From the electric field in $\theta$ direction at the surface of the cone we can compute the surface charge density induced on the cone by using Gauss theorem. We have $\sigma(\vec r) = \frac{1}{4 \pi} E_\theta(\vec r)$.

If we are interested in the solution at small value of $r$ ( i.e. the tip of the cone ), the coefficients $B_m$'s should be zero as the potential should be nonsingular. Further, for the same reason, the smallest power of $r$ corresponding to $A_1$ would dominate and the behaviour of the potential and field can be understood in terms of that term. Thus, we shall choose

$$\phi(\vec r) \sim A_1 r^{\nu_1} \Theta_{\nu_1}(\cos \theta).$$

Let us first consider $\beta$ increasing from 0 to $\pi/2$, so that $x'$ decreases from 1 to 0. The value of $\nu$ at which $\Theta_\nu(\theta)$ vanishes decreases from infinity to 1. Thus, for $\beta$ between $0$ and $\pi/2$ ( corresponding to a conducting cone drilled in a metal ), the leading term in the potential is $\propto r^{\nu_1}$ with $\nu_1$ between $\infty$ and 1. The electric field is then proportional to $r^{\nu_1-1}$. This means, the potential and field valishes as a power law near the tip of the cone. Further, the Gauss theorem implies that the induced charge density at the tip of the cone also vanishes as a power law. When $\beta$ is $\pi/2$, the potential is linear in r and the field is constant. This is the same result as that for the conducting plane.

For $\beta$ increasing from $\pi/2$ to $\pi$, the geometry is like a conducting wireprojecting into space. For this case, $\nu$ decreases from 1 to zero and the electric field behaves as $r^{\nu_1-1}$ with $\nu_1 - 1 < 0$ for small r. Thus, the electric field becomes singular near the tip of the cone. This also means that the induced charge density becomes singular at the tip.

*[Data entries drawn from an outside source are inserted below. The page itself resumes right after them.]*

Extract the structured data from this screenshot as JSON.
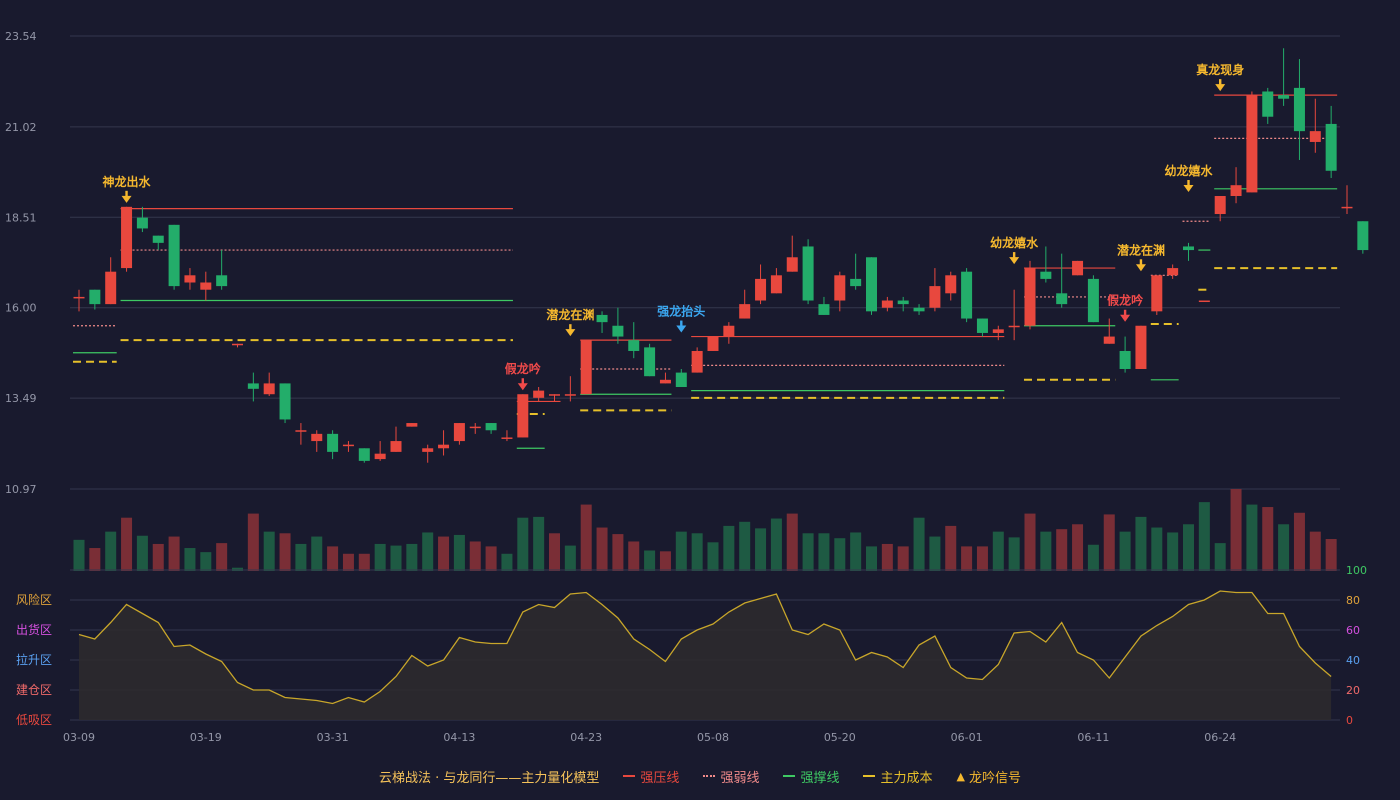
{
  "colors": {
    "background": "#191a2e",
    "grid": "#34374d",
    "axis_text": "#9497a8",
    "up": "#e8483e",
    "down": "#23ad6a",
    "vol_up": "#7a2e36",
    "vol_down": "#1e5a43",
    "resistance": "#e8483e",
    "weak": "#f08a8a",
    "support": "#3ec963",
    "cost": "#e6c02a",
    "signal": "#f5b82e",
    "signal_blue": "#3ba7f0",
    "signal_red": "#f04a4a",
    "osc_line": "#c8a62a",
    "osc_fill": "#2e2b2d"
  },
  "chart_data": {
    "type": "candlestick",
    "price_axis": {
      "ticks": [
        "23.54",
        "21.02",
        "18.51",
        "16.00",
        "13.49",
        "10.97"
      ],
      "ylim": [
        10.97,
        23.54
      ]
    },
    "x_tick_labels": [
      {
        "i": 0,
        "label": "03-09"
      },
      {
        "i": 8,
        "label": "03-19"
      },
      {
        "i": 16,
        "label": "03-31"
      },
      {
        "i": 24,
        "label": "04-13"
      },
      {
        "i": 32,
        "label": "04-23"
      },
      {
        "i": 40,
        "label": "05-08"
      },
      {
        "i": 48,
        "label": "05-20"
      },
      {
        "i": 56,
        "label": "06-01"
      },
      {
        "i": 64,
        "label": "06-11"
      },
      {
        "i": 72,
        "label": "06-24"
      }
    ],
    "candles": [
      [
        16.3,
        16.3,
        15.9,
        16.5
      ],
      [
        16.5,
        16.1,
        15.95,
        16.5
      ],
      [
        16.1,
        17.0,
        16.1,
        17.4
      ],
      [
        17.1,
        18.8,
        17.0,
        18.8
      ],
      [
        18.5,
        18.2,
        18.1,
        18.8
      ],
      [
        18.0,
        17.8,
        17.6,
        18.0
      ],
      [
        18.3,
        16.6,
        16.5,
        18.3
      ],
      [
        16.7,
        16.9,
        16.5,
        17.1
      ],
      [
        16.5,
        16.7,
        16.2,
        17.0
      ],
      [
        16.9,
        16.6,
        16.5,
        17.6
      ],
      [
        15.0,
        15.0,
        14.9,
        15.0
      ],
      [
        13.9,
        13.75,
        13.4,
        14.2
      ],
      [
        13.6,
        13.9,
        13.55,
        14.2
      ],
      [
        13.9,
        12.9,
        12.8,
        13.9
      ],
      [
        12.6,
        12.6,
        12.2,
        12.8
      ],
      [
        12.3,
        12.5,
        12.0,
        12.6
      ],
      [
        12.5,
        12.0,
        11.8,
        12.6
      ],
      [
        12.2,
        12.2,
        12.0,
        12.3
      ],
      [
        12.1,
        11.75,
        11.7,
        12.1
      ],
      [
        11.8,
        11.95,
        11.75,
        12.3
      ],
      [
        12.0,
        12.3,
        12.0,
        12.7
      ],
      [
        12.7,
        12.8,
        12.7,
        12.8
      ],
      [
        12.0,
        12.1,
        11.7,
        12.2
      ],
      [
        12.1,
        12.2,
        11.9,
        12.6
      ],
      [
        12.3,
        12.8,
        12.2,
        12.8
      ],
      [
        12.7,
        12.7,
        12.5,
        12.8
      ],
      [
        12.8,
        12.6,
        12.5,
        12.8
      ],
      [
        12.4,
        12.4,
        12.3,
        12.6
      ],
      [
        12.4,
        13.6,
        12.4,
        13.6
      ],
      [
        13.5,
        13.7,
        13.4,
        13.8
      ],
      [
        13.6,
        13.6,
        13.4,
        13.6
      ],
      [
        13.6,
        13.6,
        13.4,
        14.1
      ],
      [
        13.6,
        15.1,
        13.6,
        15.1
      ],
      [
        15.8,
        15.6,
        15.3,
        15.9
      ],
      [
        15.5,
        15.2,
        15.0,
        16.0
      ],
      [
        15.1,
        14.8,
        14.6,
        15.6
      ],
      [
        14.9,
        14.1,
        14.1,
        15.0
      ],
      [
        13.9,
        14.0,
        13.9,
        14.2
      ],
      [
        14.2,
        13.8,
        13.8,
        14.3
      ],
      [
        14.2,
        14.8,
        14.2,
        14.9
      ],
      [
        14.8,
        15.2,
        14.8,
        15.2
      ],
      [
        15.2,
        15.5,
        15.0,
        15.6
      ],
      [
        15.7,
        16.1,
        15.7,
        16.5
      ],
      [
        16.2,
        16.8,
        16.1,
        17.2
      ],
      [
        16.4,
        16.9,
        16.4,
        17.1
      ],
      [
        17.0,
        17.4,
        17.0,
        18.0
      ],
      [
        17.7,
        16.2,
        16.1,
        17.9
      ],
      [
        16.1,
        15.8,
        15.8,
        16.3
      ],
      [
        16.2,
        16.9,
        15.9,
        17.0
      ],
      [
        16.8,
        16.6,
        16.5,
        17.5
      ],
      [
        17.4,
        15.9,
        15.8,
        17.4
      ],
      [
        16.0,
        16.2,
        15.9,
        16.3
      ],
      [
        16.2,
        16.1,
        15.9,
        16.3
      ],
      [
        16.0,
        15.9,
        15.8,
        16.1
      ],
      [
        16.0,
        16.6,
        15.9,
        17.1
      ],
      [
        16.4,
        16.9,
        16.2,
        17.0
      ],
      [
        17.0,
        15.7,
        15.6,
        17.1
      ],
      [
        15.7,
        15.3,
        15.2,
        15.7
      ],
      [
        15.3,
        15.4,
        15.1,
        15.5
      ],
      [
        15.5,
        15.5,
        15.1,
        16.5
      ],
      [
        15.5,
        17.1,
        15.4,
        17.3
      ],
      [
        17.0,
        16.8,
        16.7,
        17.7
      ],
      [
        16.4,
        16.1,
        16.0,
        17.5
      ],
      [
        16.9,
        17.3,
        16.9,
        17.3
      ],
      [
        16.8,
        15.6,
        15.6,
        16.9
      ],
      [
        15.0,
        15.2,
        15.0,
        15.7
      ],
      [
        14.8,
        14.3,
        14.2,
        15.2
      ],
      [
        14.3,
        15.5,
        14.3,
        15.5
      ],
      [
        15.9,
        16.9,
        15.8,
        16.9
      ],
      [
        16.9,
        17.1,
        16.8,
        17.2
      ],
      [
        17.7,
        17.6,
        17.3,
        17.8
      ],
      [
        16.2,
        16.2,
        16.2,
        16.2
      ],
      [
        18.6,
        19.1,
        18.4,
        19.1
      ],
      [
        19.1,
        19.4,
        18.9,
        19.9
      ],
      [
        19.2,
        21.9,
        19.2,
        22.0
      ],
      [
        22.0,
        21.3,
        21.1,
        22.1
      ],
      [
        21.9,
        21.8,
        21.6,
        23.2
      ],
      [
        22.1,
        20.9,
        20.1,
        22.9
      ],
      [
        20.6,
        20.9,
        20.3,
        21.8
      ],
      [
        21.1,
        19.8,
        19.6,
        21.6
      ],
      [
        18.8,
        18.8,
        18.6,
        19.4
      ],
      [
        18.4,
        17.6,
        17.5,
        18.4
      ]
    ],
    "volume": [
      [
        0.38,
        0
      ],
      [
        0.28,
        1
      ],
      [
        0.48,
        0
      ],
      [
        0.65,
        1
      ],
      [
        0.43,
        0
      ],
      [
        0.33,
        1
      ],
      [
        0.42,
        1
      ],
      [
        0.28,
        0
      ],
      [
        0.23,
        0
      ],
      [
        0.34,
        1
      ],
      [
        0.04,
        0
      ],
      [
        0.7,
        1
      ],
      [
        0.48,
        0
      ],
      [
        0.46,
        1
      ],
      [
        0.33,
        0
      ],
      [
        0.42,
        0
      ],
      [
        0.3,
        1
      ],
      [
        0.21,
        1
      ],
      [
        0.21,
        1
      ],
      [
        0.33,
        0
      ],
      [
        0.31,
        0
      ],
      [
        0.33,
        0
      ],
      [
        0.47,
        0
      ],
      [
        0.42,
        1
      ],
      [
        0.44,
        0
      ],
      [
        0.36,
        1
      ],
      [
        0.3,
        1
      ],
      [
        0.21,
        0
      ],
      [
        0.65,
        0
      ],
      [
        0.66,
        0
      ],
      [
        0.46,
        1
      ],
      [
        0.31,
        0
      ],
      [
        0.81,
        1
      ],
      [
        0.53,
        1
      ],
      [
        0.45,
        1
      ],
      [
        0.36,
        1
      ],
      [
        0.25,
        0
      ],
      [
        0.24,
        1
      ],
      [
        0.48,
        0
      ],
      [
        0.46,
        0
      ],
      [
        0.35,
        0
      ],
      [
        0.55,
        0
      ],
      [
        0.6,
        0
      ],
      [
        0.52,
        0
      ],
      [
        0.64,
        0
      ],
      [
        0.7,
        1
      ],
      [
        0.46,
        0
      ],
      [
        0.46,
        0
      ],
      [
        0.4,
        0
      ],
      [
        0.47,
        0
      ],
      [
        0.3,
        0
      ],
      [
        0.33,
        1
      ],
      [
        0.3,
        1
      ],
      [
        0.65,
        0
      ],
      [
        0.42,
        0
      ],
      [
        0.55,
        1
      ],
      [
        0.3,
        1
      ],
      [
        0.3,
        1
      ],
      [
        0.48,
        0
      ],
      [
        0.41,
        0
      ],
      [
        0.7,
        1
      ],
      [
        0.48,
        0
      ],
      [
        0.51,
        1
      ],
      [
        0.57,
        1
      ],
      [
        0.32,
        0
      ],
      [
        0.69,
        1
      ],
      [
        0.48,
        0
      ],
      [
        0.66,
        0
      ],
      [
        0.53,
        0
      ],
      [
        0.47,
        0
      ],
      [
        0.57,
        0
      ],
      [
        0.84,
        0
      ],
      [
        0.34,
        0
      ],
      [
        1.0,
        1
      ],
      [
        0.81,
        0
      ],
      [
        0.78,
        1
      ],
      [
        0.57,
        0
      ],
      [
        0.71,
        1
      ],
      [
        0.48,
        1
      ],
      [
        0.39,
        1
      ]
    ],
    "oscillator": {
      "ylim": [
        0,
        100
      ],
      "ticks": [
        "100",
        "80",
        "60",
        "40",
        "20",
        "0"
      ],
      "zones": [
        "风险区",
        "出货区",
        "拉升区",
        "建仓区",
        "低吸区"
      ],
      "values": [
        57,
        54,
        65,
        77,
        71,
        65,
        49,
        50,
        44,
        39,
        25,
        20,
        20,
        15,
        14,
        13,
        11,
        15,
        12,
        19,
        29,
        43,
        36,
        40,
        55,
        52,
        51,
        51,
        72,
        77,
        75,
        84,
        85,
        77,
        68,
        54,
        47,
        39,
        54,
        60,
        64,
        72,
        78,
        81,
        84,
        60,
        57,
        64,
        60,
        40,
        45,
        42,
        35,
        50,
        56,
        35,
        28,
        27,
        37,
        58,
        59,
        52,
        65,
        45,
        40,
        28,
        42,
        56,
        63,
        69,
        77,
        80,
        86,
        85,
        85,
        71,
        71,
        49,
        38,
        29
      ]
    },
    "levels": [
      {
        "type": "resistance",
        "i0": 3,
        "i1": 27,
        "price": 18.75
      },
      {
        "type": "weak",
        "i0": 3,
        "i1": 27,
        "price": 17.6
      },
      {
        "type": "support",
        "i0": 3,
        "i1": 27,
        "price": 16.2
      },
      {
        "type": "cost",
        "i0": 3,
        "i1": 27,
        "price": 15.1
      },
      {
        "type": "weak",
        "i0": 0,
        "i1": 2,
        "price": 15.5
      },
      {
        "type": "support",
        "i0": 0,
        "i1": 2,
        "price": 14.75
      },
      {
        "type": "cost",
        "i0": 0,
        "i1": 2,
        "price": 14.5
      },
      {
        "type": "support",
        "i0": 28,
        "i1": 29,
        "price": 12.1
      },
      {
        "type": "cost",
        "i0": 28,
        "i1": 29,
        "price": 13.05
      },
      {
        "type": "resistance",
        "i0": 28,
        "i1": 30,
        "price": 13.4
      },
      {
        "type": "resistance",
        "i0": 32,
        "i1": 37,
        "price": 15.1
      },
      {
        "type": "weak",
        "i0": 32,
        "i1": 37,
        "price": 14.3
      },
      {
        "type": "support",
        "i0": 32,
        "i1": 37,
        "price": 13.6
      },
      {
        "type": "cost",
        "i0": 32,
        "i1": 37,
        "price": 13.15
      },
      {
        "type": "resistance",
        "i0": 39,
        "i1": 58,
        "price": 15.2
      },
      {
        "type": "weak",
        "i0": 39,
        "i1": 58,
        "price": 14.4
      },
      {
        "type": "support",
        "i0": 39,
        "i1": 58,
        "price": 13.7
      },
      {
        "type": "cost",
        "i0": 39,
        "i1": 58,
        "price": 13.5
      },
      {
        "type": "resistance",
        "i0": 60,
        "i1": 65,
        "price": 17.1
      },
      {
        "type": "weak",
        "i0": 60,
        "i1": 65,
        "price": 16.3
      },
      {
        "type": "support",
        "i0": 60,
        "i1": 65,
        "price": 15.5
      },
      {
        "type": "cost",
        "i0": 60,
        "i1": 65,
        "price": 14.0
      },
      {
        "type": "weak",
        "i0": 68,
        "i1": 69,
        "price": 16.9
      },
      {
        "type": "cost",
        "i0": 68,
        "i1": 69,
        "price": 15.55
      },
      {
        "type": "support",
        "i0": 68,
        "i1": 69,
        "price": 14.0
      },
      {
        "type": "weak",
        "i0": 70,
        "i1": 71,
        "price": 18.4
      },
      {
        "type": "support",
        "i0": 71,
        "i1": 71,
        "price": 17.6
      },
      {
        "type": "cost",
        "i0": 71,
        "i1": 71,
        "price": 16.5
      },
      {
        "type": "resistance",
        "i0": 72,
        "i1": 79,
        "price": 21.9
      },
      {
        "type": "weak",
        "i0": 72,
        "i1": 79,
        "price": 20.7
      },
      {
        "type": "support",
        "i0": 72,
        "i1": 79,
        "price": 19.3
      },
      {
        "type": "cost",
        "i0": 72,
        "i1": 79,
        "price": 17.1
      }
    ],
    "signals": [
      {
        "i": 3,
        "label": "神龙出水",
        "kind": "yellow",
        "price": 18.8
      },
      {
        "i": 28,
        "label": "假龙吟",
        "kind": "red",
        "price": 13.6
      },
      {
        "i": 31,
        "label": "潜龙在渊",
        "kind": "yellow",
        "price": 15.1
      },
      {
        "i": 38,
        "label": "强龙抬头",
        "kind": "blue",
        "price": 15.2
      },
      {
        "i": 59,
        "label": "幼龙嬉水",
        "kind": "yellow",
        "price": 17.1
      },
      {
        "i": 66,
        "label": "假龙吟",
        "kind": "red",
        "price": 15.5
      },
      {
        "i": 67,
        "label": "潜龙在渊",
        "kind": "yellow",
        "price": 16.9
      },
      {
        "i": 70,
        "label": "幼龙嬉水",
        "kind": "yellow",
        "price": 19.1
      },
      {
        "i": 72,
        "label": "真龙现身",
        "kind": "yellow",
        "price": 21.9
      }
    ]
  },
  "legend": {
    "title": "云梯战法 · 与龙同行——主力量化模型",
    "resistance": "强压线",
    "weak": "强弱线",
    "support": "强撑线",
    "cost": "主力成本",
    "signal": "龙吟信号"
  }
}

This result explains the functioning of lightening arrestor. The lightening arrestor has a pointed conducting material. The presence of charges in the atmosphere induces charge density on the arrestor. This charge density is very large at the tip of the arrestor and that helps in inducing electrical breakdown resulting in a discharge between the atmospheric charge and the lightening conductor. Since the conductor is grounded, the discharge is safely conducted to the earth.